In Fleur-ish, Carolina Rose represents cultivation that includes self-preservation. Its form holds care and protection simultaneously, suggesting that flourishing depends on boundaries as much as openness. The rose frames care not as self-sacrifice, but as a reciprocal system that sustains life over time.
Meet the Plant
The Pasture Rose (Rosa carolina) is a native perennial shrub in the rose family (Rosaceae), found throughout eastern and central North America from Maine south to Florida and west to the Great Plains, including throughout New York. A low-growing, deciduous shrub typically reaching two to five feet in height, it spreads slowly through underground runners to form loose colonies. The stems bear distinctive straight, needle-like thorns. In early summer, the plant produces fragrant single-bloom flowers two to three inches across, with five light pink petals surrounding a cluster of yellow stamens.
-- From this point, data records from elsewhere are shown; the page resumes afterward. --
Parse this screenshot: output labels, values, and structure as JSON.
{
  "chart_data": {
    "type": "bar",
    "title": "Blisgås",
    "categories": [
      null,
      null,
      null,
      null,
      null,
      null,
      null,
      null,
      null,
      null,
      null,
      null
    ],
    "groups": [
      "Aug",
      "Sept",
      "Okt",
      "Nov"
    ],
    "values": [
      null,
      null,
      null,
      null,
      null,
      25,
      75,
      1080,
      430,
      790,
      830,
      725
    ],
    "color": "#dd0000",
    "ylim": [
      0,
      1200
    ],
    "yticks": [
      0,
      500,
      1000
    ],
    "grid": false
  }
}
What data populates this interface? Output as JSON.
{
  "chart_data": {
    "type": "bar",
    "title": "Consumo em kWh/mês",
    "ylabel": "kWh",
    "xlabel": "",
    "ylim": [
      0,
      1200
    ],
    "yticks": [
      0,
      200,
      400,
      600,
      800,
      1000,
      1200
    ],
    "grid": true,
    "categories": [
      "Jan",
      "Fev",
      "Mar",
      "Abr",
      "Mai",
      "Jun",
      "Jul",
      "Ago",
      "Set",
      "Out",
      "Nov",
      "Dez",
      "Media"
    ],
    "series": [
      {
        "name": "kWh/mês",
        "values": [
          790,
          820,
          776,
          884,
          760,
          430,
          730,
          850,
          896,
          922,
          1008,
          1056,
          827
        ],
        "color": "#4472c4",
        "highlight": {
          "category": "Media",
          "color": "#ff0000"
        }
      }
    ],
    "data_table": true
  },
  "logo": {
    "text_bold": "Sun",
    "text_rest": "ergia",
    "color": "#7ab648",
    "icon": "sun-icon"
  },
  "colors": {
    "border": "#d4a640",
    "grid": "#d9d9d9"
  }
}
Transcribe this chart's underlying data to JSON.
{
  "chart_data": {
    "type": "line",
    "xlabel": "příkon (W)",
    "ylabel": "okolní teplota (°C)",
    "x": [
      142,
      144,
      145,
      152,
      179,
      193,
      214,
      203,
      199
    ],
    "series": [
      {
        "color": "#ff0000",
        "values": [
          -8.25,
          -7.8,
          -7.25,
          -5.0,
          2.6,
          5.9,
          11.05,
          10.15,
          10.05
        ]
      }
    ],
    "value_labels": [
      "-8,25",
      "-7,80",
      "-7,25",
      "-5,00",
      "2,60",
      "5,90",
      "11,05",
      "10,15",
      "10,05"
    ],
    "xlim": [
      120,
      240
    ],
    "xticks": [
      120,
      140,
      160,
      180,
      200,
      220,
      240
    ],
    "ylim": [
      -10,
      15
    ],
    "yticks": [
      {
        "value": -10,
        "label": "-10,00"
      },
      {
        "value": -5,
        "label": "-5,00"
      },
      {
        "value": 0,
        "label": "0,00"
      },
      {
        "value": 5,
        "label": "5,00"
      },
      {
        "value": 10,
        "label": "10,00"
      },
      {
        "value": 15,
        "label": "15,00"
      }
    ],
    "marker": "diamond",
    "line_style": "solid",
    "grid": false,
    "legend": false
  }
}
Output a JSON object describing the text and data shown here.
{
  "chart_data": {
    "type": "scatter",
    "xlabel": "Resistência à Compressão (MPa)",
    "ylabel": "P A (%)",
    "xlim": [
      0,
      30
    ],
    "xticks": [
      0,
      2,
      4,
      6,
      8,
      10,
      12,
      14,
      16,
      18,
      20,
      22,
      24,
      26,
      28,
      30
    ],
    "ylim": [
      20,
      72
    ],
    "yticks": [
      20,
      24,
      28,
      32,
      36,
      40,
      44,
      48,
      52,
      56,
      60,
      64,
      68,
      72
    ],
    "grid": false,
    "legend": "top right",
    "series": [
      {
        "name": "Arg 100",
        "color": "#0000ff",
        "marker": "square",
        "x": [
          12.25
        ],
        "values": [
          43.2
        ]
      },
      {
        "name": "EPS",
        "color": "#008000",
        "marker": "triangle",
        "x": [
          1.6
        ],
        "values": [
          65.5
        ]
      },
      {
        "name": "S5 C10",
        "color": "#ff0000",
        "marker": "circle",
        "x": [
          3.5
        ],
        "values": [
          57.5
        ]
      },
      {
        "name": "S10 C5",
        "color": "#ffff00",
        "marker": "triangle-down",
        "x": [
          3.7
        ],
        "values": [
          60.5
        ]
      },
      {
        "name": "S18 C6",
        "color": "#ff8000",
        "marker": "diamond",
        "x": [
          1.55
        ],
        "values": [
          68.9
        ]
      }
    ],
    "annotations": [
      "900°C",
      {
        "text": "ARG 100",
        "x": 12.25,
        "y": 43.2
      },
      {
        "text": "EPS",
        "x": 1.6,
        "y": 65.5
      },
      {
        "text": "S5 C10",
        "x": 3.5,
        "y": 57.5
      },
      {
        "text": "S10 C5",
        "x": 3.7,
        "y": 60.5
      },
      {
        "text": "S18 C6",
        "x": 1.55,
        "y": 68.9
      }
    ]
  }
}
After flowering, bright red rose hips develop in late summer and persist into winter — edible, tart, and high in vitamin C. Carl Linnaeus formally described the species in 1753 in his Species Plantarum, naming it after Carolina, where the type specimen was collected.
Life in the Wild
Pasture Rose grows in a wide range of open habitats including dry prairies, meadows, thickets, woodland edges, and roadsides. It is one of the most ecologically generous native plants in the Northeast. Its flowers provide pollen and nectar to bumblebees, digger bees, green metallic bees, and syrphid flies, while the dense thickets offer year-round cover and nesting sites for birds. The rose hips sustain songbirds, quail, wild turkey, and small mammals through fall and winter. Native bees also nest in the hollow dead stems of the plant. Indigenous peoples, including the Menominee, used rose hips to treat gastrointestinal conditions, while the flowers, roots, and leaves served various other medicinal purposes across many nations of eastern North America.
Cultivating Form
Although Rosa carolina has not been developed into a wide range of named cultivars the way hybrid garden roses have, it holds an important place in horticultural history as one of North America's true wild roses. Its natural disease resistance — stronger than that of today's complex hybrid roses — and tolerance for heat, partial shade, and drought have renewed interest in it among native plant and ecological landscaping movements. Two historic forms have been documented: 'Alba,' a white-flowered variant first recorded in Maine in 1867, and 'Plena,' a double-flowered form with petals that fade to white. Today's commercial rose breeders have increasingly turned to wild species like Rosa carolina as parent stock to introduce hardiness and disease resistance into ornamental rose lines.